Para la lectura completa — incluyendo cómo la esposa «odiada» en el centro de Génesis 29 se convierte en madre del sacerdocio y de la línea mesiánica, y cómo cuatro encuentros canónicos en el pozo (Génesis 24, Génesis 29, Éxodo 2, Juan 4) forman una sola escena tipo — lee Lea y Raquel: La Esposa Odiada y la Línea del Mesías.
¿Cómo llegó Lea a ser la madre de la línea del Mesías?
Al dar a luz a Judá siendo la esposa que Jacob no amaba. La línea real-mesiánica no corre por la hermana elegida sino por la «odiada» — Génesis 29 escenifica esa reversión en los nombres de sus hijos, y el Nuevo Testamento lo confirma: Mateo 1:2, Hebreos 7:14, Apocalipsis 5:5.
¿Qué significa «Yahweh vio que Lea era odiada» (Génesis 29:31)?
Es la fórmula estándar de Yahweh para notar a la mujer afligida. El mismo patrón de visión divina en wayyiqtol que se volvió hacia Agar en el desierto y hacia Israel en Egipto se vuelve ahora hacia la esposa que Jacob no quería. La frase es un eje — el momento en que el capítulo pivotea de la preferencia de Jacob a la elección de Yahweh.
¿Por qué Yahweh permitió que Labán engañara a Jacob?
Porque el engañador se vuelve el engañado — esa es la lección del capítulo, escrita en las consonantes.
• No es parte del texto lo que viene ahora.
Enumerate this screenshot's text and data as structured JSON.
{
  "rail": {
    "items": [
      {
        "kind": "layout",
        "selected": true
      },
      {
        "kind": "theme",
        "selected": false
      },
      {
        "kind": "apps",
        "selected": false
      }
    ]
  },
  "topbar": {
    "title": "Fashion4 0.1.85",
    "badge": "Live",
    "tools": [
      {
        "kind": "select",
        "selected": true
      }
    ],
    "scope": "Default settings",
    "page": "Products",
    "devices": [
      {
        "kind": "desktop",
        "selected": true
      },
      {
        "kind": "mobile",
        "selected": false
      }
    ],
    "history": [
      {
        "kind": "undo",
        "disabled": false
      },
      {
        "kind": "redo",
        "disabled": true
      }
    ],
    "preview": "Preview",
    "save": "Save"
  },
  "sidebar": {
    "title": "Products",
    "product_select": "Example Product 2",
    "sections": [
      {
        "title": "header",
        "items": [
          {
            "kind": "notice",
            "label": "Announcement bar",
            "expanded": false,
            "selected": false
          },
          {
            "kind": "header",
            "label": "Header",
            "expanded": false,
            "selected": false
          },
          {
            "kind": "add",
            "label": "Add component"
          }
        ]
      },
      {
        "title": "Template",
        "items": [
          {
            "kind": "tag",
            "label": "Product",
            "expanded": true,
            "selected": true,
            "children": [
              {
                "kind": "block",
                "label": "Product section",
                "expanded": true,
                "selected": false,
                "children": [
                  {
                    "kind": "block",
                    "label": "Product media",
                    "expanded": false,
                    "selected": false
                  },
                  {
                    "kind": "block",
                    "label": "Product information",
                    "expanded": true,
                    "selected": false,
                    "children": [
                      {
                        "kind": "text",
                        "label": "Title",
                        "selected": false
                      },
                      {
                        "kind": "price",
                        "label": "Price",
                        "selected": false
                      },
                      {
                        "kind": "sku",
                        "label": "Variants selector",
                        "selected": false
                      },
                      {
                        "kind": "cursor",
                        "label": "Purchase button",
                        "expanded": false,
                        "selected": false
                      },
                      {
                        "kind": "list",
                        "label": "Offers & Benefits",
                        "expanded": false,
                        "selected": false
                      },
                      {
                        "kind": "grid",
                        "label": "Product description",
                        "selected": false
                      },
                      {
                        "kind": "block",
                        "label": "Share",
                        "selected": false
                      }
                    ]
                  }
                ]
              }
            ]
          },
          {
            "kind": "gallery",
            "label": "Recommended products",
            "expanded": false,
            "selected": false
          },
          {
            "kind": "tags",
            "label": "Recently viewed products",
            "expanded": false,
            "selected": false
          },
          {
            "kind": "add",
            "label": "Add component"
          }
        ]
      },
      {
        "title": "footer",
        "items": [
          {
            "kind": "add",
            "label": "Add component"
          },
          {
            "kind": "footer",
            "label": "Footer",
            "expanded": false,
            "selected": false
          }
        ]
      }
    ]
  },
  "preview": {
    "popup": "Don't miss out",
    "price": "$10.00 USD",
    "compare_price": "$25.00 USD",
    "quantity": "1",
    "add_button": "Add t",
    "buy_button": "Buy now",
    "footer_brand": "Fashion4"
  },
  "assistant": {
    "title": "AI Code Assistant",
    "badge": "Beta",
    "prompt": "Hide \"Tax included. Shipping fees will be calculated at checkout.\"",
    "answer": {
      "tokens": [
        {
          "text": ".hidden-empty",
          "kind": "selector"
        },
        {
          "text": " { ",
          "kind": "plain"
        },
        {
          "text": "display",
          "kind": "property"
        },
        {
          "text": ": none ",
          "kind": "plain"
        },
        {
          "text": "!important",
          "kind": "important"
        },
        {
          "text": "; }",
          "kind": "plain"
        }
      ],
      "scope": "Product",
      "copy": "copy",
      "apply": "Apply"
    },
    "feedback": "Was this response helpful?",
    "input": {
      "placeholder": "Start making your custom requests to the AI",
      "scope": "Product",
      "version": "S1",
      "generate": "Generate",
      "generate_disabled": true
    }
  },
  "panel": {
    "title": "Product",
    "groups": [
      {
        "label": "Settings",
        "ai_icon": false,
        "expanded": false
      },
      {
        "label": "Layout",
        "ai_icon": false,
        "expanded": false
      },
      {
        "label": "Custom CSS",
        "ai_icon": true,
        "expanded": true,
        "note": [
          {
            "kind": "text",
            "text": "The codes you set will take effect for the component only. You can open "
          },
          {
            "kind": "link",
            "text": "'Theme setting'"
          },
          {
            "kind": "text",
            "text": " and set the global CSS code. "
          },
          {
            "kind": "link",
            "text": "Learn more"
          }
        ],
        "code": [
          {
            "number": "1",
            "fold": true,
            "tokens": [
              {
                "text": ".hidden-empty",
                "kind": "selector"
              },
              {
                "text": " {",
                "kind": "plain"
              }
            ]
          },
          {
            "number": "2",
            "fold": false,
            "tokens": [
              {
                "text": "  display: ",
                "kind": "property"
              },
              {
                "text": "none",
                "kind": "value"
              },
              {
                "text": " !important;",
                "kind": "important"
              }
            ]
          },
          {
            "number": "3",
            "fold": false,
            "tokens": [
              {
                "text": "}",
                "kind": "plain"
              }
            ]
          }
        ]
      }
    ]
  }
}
La misma raíz hebrea que Isaac usó para acusar a Jacob en Génesis 27:35 vuelve a los labios de Jacob en Génesis 29:25, en simetría taliónica. Yahweh no narra la reprimenda; deja que la haga el léxico.
¿Por qué Génesis 24, Génesis 29, Éxodo 2 y Juan 4 son la misma escena?
Porque la Biblia tiene una escena tipo de esponsales-en-el-pozo, y estos cuatro pasajes son sus cuatro apariciones canónicas. Un hombre viaja al oriente, llega a un pozo, encuentra a una mujer sacando agua, se da el agua, y la mujer corre a la casa de su padre. Génesis 29 es la segunda instancia; Juan 4 es la reversión escatológica — Jesús sentado en el pozo que Jacob cavó.